« Il y a deux façons de penser l’abolition du travail : la première, c’est sa mythique disparition sous l’effet du progrès technique (automatisation/robotisation) à l’intérieur du cadre de la société capitaliste avancée, la seconde, c’est la disparition de sa spécificité servile par la sortie du monde de l’économie. Si on prend le mot travail dans sa signification historique, l’abolition du travail ne signifie pas la fin de toute activité finalisée, même rémunérée, elle signifie avant tout la fin de la servitude. « Le travailleur, note Jérôme Baschet, est celui qui accepte une activité subie, qui se dessaisit de ses capacités manuelles ou intellectuelles et les engage dans un projet dont la maîtrise revient à d’autres – bref, celui qui reste étranger aux fins de son activité. C’est pourquoi il ne peut y avoir de sortie du capitalisme sans abolition du travail salarié, mais aussi de la notion même de travail. C’est la condition pour restaurer l’unité du faire humain dans tous les domaines, qu’il s’agisse de la production, des activités d’organisation collective ou des tâches domestiques (ainsi plutôt que de revendiquer la reconnaissance de ces dernières comme travail, c’est l’ensemble des activités qui devraient cesser d’être tenues pour du travail). En finir avec le travail, c’est aussi faire passer au premier plan l’essentiel, le temps disponible, c’est libérer le goût des activités libres multiples. C’est inaugurer l’âge du faire. »[1] C’est bien sûr cette forme-là d’abolition du travail que vise le projet de la décroissance.

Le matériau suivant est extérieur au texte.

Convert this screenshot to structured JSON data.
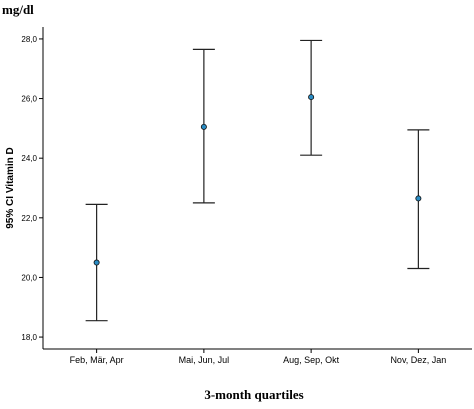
{
  "chart_data": {
    "type": "errorbar",
    "unit_label": "mg/dl",
    "xlabel": "3-month quartiles",
    "ylabel": "95% CI Vitamin D",
    "ylim": [
      17.6,
      28.4
    ],
    "yticks": [
      18,
      20,
      22,
      24,
      26,
      28
    ],
    "ytick_labels": [
      "18,0",
      "20,0",
      "22,0",
      "24,0",
      "26,0",
      "28,0"
    ],
    "categories": [
      "Feb, Mär, Apr",
      "Mai, Jun, Jul",
      "Aug, Sep, Okt",
      "Nov, Dez, Jan"
    ],
    "mean": [
      20.5,
      25.05,
      26.05,
      22.65
    ],
    "lower": [
      18.55,
      22.5,
      24.1,
      20.3
    ],
    "upper": [
      22.45,
      27.65,
      27.95,
      24.95
    ],
    "colors": {
      "point": "#2a8cc4",
      "line": "#222222"
    }
  }
}
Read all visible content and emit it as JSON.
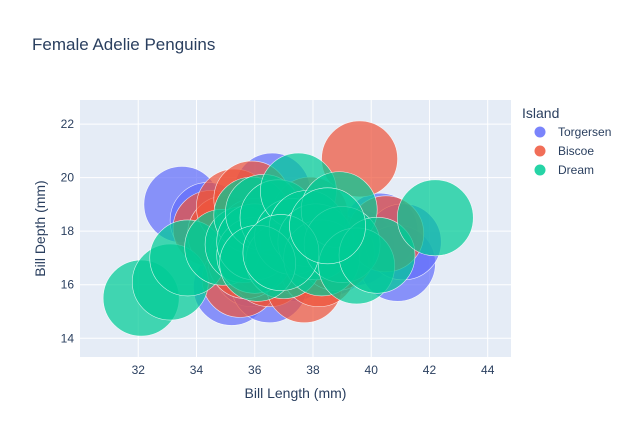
{
  "chart_data": {
    "type": "scatter",
    "title": "Female Adelie Penguins",
    "xlabel": "Bill Length (mm)",
    "ylabel": "Bill Depth (mm)",
    "xlim": [
      30,
      44.8
    ],
    "ylim": [
      13.3,
      22.9
    ],
    "xticks": [
      32,
      34,
      36,
      38,
      40,
      42,
      44
    ],
    "yticks": [
      14,
      16,
      18,
      20,
      22
    ],
    "grid": true,
    "legend": {
      "title": "Island",
      "placement": "right"
    },
    "series": [
      {
        "name": "Torgersen",
        "color": "#636efa",
        "points": [
          [
            33.5,
            19.0
          ],
          [
            34.4,
            18.4
          ],
          [
            35.2,
            15.9
          ],
          [
            35.5,
            17.5
          ],
          [
            35.9,
            16.6
          ],
          [
            36.2,
            17.2
          ],
          [
            36.6,
            17.8
          ],
          [
            36.6,
            19.5
          ],
          [
            37.3,
            16.8
          ],
          [
            37.8,
            17.3
          ],
          [
            38.6,
            17.0
          ],
          [
            39.5,
            17.4
          ],
          [
            40.3,
            18.0
          ],
          [
            40.9,
            16.8
          ],
          [
            41.1,
            17.6
          ],
          [
            36.5,
            16.0
          ]
        ]
      },
      {
        "name": "Biscoe",
        "color": "#ef553b",
        "points": [
          [
            34.5,
            18.1
          ],
          [
            35.0,
            17.9
          ],
          [
            35.3,
            18.9
          ],
          [
            35.5,
            16.2
          ],
          [
            35.9,
            19.2
          ],
          [
            36.0,
            17.8
          ],
          [
            36.4,
            17.1
          ],
          [
            36.5,
            16.6
          ],
          [
            37.6,
            17.0
          ],
          [
            37.7,
            16.0
          ],
          [
            38.2,
            16.6
          ],
          [
            38.8,
            17.2
          ],
          [
            39.6,
            20.7
          ],
          [
            40.5,
            17.9
          ],
          [
            35.7,
            16.9
          ],
          [
            37.9,
            18.6
          ]
        ]
      },
      {
        "name": "Dream",
        "color": "#00cc96",
        "points": [
          [
            32.1,
            15.5
          ],
          [
            33.1,
            16.1
          ],
          [
            33.7,
            17.0
          ],
          [
            34.9,
            17.4
          ],
          [
            35.6,
            17.5
          ],
          [
            35.9,
            18.6
          ],
          [
            36.0,
            17.1
          ],
          [
            36.0,
            17.6
          ],
          [
            36.3,
            18.7
          ],
          [
            36.8,
            18.5
          ],
          [
            37.0,
            16.9
          ],
          [
            37.3,
            17.8
          ],
          [
            37.5,
            19.5
          ],
          [
            37.8,
            18.1
          ],
          [
            38.1,
            17.6
          ],
          [
            38.3,
            17.0
          ],
          [
            38.9,
            18.8
          ],
          [
            39.0,
            17.5
          ],
          [
            39.5,
            16.7
          ],
          [
            40.2,
            17.1
          ],
          [
            42.2,
            18.5
          ],
          [
            36.1,
            16.8
          ],
          [
            36.9,
            17.2
          ],
          [
            38.5,
            18.2
          ]
        ]
      }
    ]
  }
}
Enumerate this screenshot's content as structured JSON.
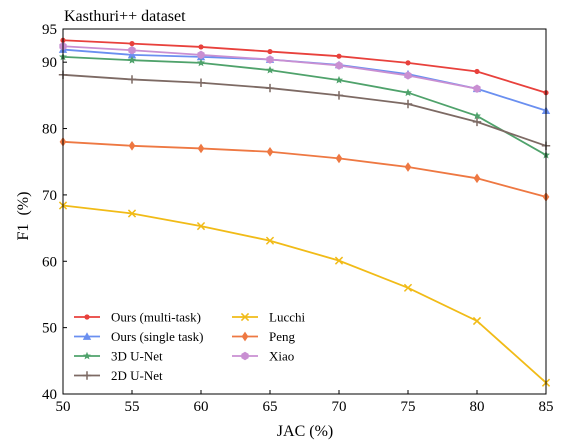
{
  "chart_data": {
    "type": "line",
    "title": "Kasthuri++ dataset",
    "xlabel": "JAC (%)",
    "ylabel": "F1  (%)",
    "xlim": [
      50,
      85
    ],
    "ylim": [
      40,
      95
    ],
    "xticks": [
      "50",
      "55",
      "60",
      "65",
      "70",
      "75",
      "80",
      "85"
    ],
    "yticks": [
      "40",
      "50",
      "60",
      "70",
      "80",
      "90",
      "95"
    ],
    "x": [
      50,
      55,
      60,
      65,
      70,
      75,
      80,
      85
    ],
    "grid": false,
    "legend_position": "lower-left",
    "series": [
      {
        "name": "Ours (multi-task)",
        "color": "#e8413c",
        "marker": "dot",
        "values": [
          93.3,
          92.8,
          92.3,
          91.6,
          90.9,
          89.9,
          88.6,
          85.4
        ]
      },
      {
        "name": "Ours (single task)",
        "color": "#6a8ff0",
        "marker": "triangle",
        "values": [
          91.9,
          91.1,
          90.8,
          90.4,
          89.6,
          88.2,
          86.0,
          82.7
        ]
      },
      {
        "name": "3D U-Net",
        "color": "#4fa26b",
        "marker": "star",
        "values": [
          90.8,
          90.3,
          89.9,
          88.8,
          87.3,
          85.4,
          81.9,
          76.0
        ]
      },
      {
        "name": "2D U-Net",
        "color": "#7d6a64",
        "marker": "plus",
        "values": [
          88.1,
          87.4,
          86.9,
          86.1,
          85.0,
          83.7,
          81.0,
          77.4
        ]
      },
      {
        "name": "Lucchi",
        "color": "#f1bb17",
        "marker": "x",
        "values": [
          68.4,
          67.2,
          65.3,
          63.1,
          60.1,
          56.0,
          51.0,
          41.7
        ]
      },
      {
        "name": "Peng",
        "color": "#ee7842",
        "marker": "diamond",
        "values": [
          78.0,
          77.4,
          77.0,
          76.5,
          75.5,
          74.2,
          72.5,
          69.7
        ]
      },
      {
        "name": "Xiao",
        "color": "#c98fd2",
        "marker": "hexagon",
        "values": [
          92.4,
          91.8,
          91.1,
          90.4,
          89.5,
          88.0,
          86.0,
          null
        ]
      }
    ]
  }
}
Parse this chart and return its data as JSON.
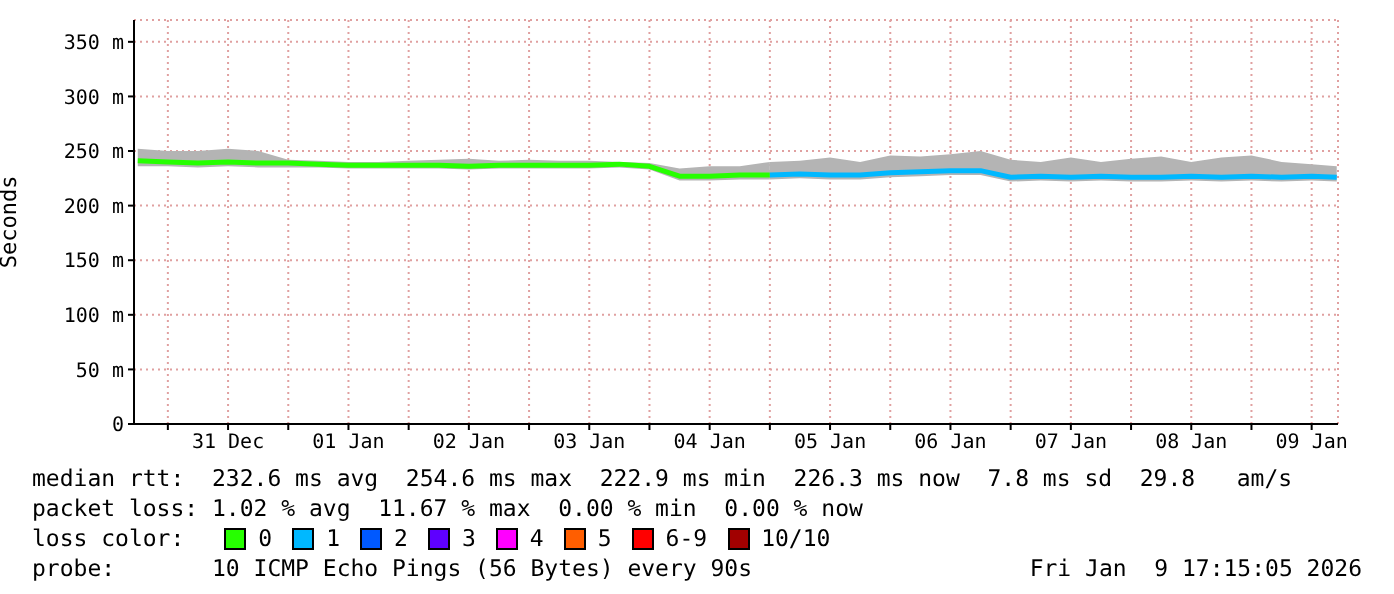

L’invention du travail étant historiquement étroitement liée à celle de l’économie, l’abolition réelle du travail implique de sortir de l’économie et réciproquement. Tout commence, peut-on dire, avec John Locke qui définit la richesse et la propriété comme les produits du travail. Les économistes classiques se trouvent alors confrontés à la délimitation de leur domaine : où commence et où finit la richesse ? Pour sortir de cette aporie, Jean-Baptiste Say borne la richesse économique aux biens matériels. Le travail producteur de richesses sera donc l’activité salariée de l’ouvrier, mais aussi celle du paysan et de l’artisan bien que tous ceux-là ne soient pas rémunérés par un salaire. Le labeur du laboureur et l’œuvre de l’artisan vont ainsi être assimilés à du travail, en attendant de passer sous les fourches caudines de la société salariale. Mais quid alors des autres activités rémunérées : celle des domestiques, des avocats, des fonctionnaires, des médecins, des militaires, des prostituées, etc. ? On admettra progressivement qu’il s’agit aussi d’un travail, mais d’un travail qu’on qualifiera d’improductif. Cette solution bâtarde entre en crise avec le triomphe de l’économie néoclassique qui redéfinit la richesse par l’utilité. Elle éclatera plus encore lorsqu’on se préoccupera de donner une évaluation de la richesse produite (fruit du travail, donc) avec l’émergence du culte fétiche du Produit intérieur brut (PIB). Pour limiter de nouveau le domaine et éviter la dilution de l’économique dans le social, en même temps que pour faciliter le calcul, le critère de la marchandisation s’est imposé. C’est ainsi que le PIB recensera la somme des productions marchandes et assimilées. Du coup, se trouvent exclues toute une série d’activités qui peuvent avoir la même forme et le même résultat que celles qui entrent dans le calcul du PIB, mais qui ne seront pas retenues parce qu’elles ne sont pas marchandes. Il en est ainsi des activités ménagères qui ont donné naissance au fameux paradoxe de la cuisinière. Tant que je rémunère ma cuisinière comme salariée, son activité entre dans le PIB, mais si je l’épouse, elle en sort et je fais baisser le produit national… Pour assurer le triomphe de l’omni-marchandisation du monde, il faudra bien finir par régulariser ces aberrations et étendre à l’intégralité du social l’empire du salariat quitte à vider le travail de tout contenu.«
Serge Latouche, Travailler moins, travailler autrement ou ne pas travailler du tout, labeur et croissance, p. p. 73-75
[1] Jérôme Baschet, Basculements. Mondes émergents possibles désirables, Paris, La Découverte, 2021, p. 102.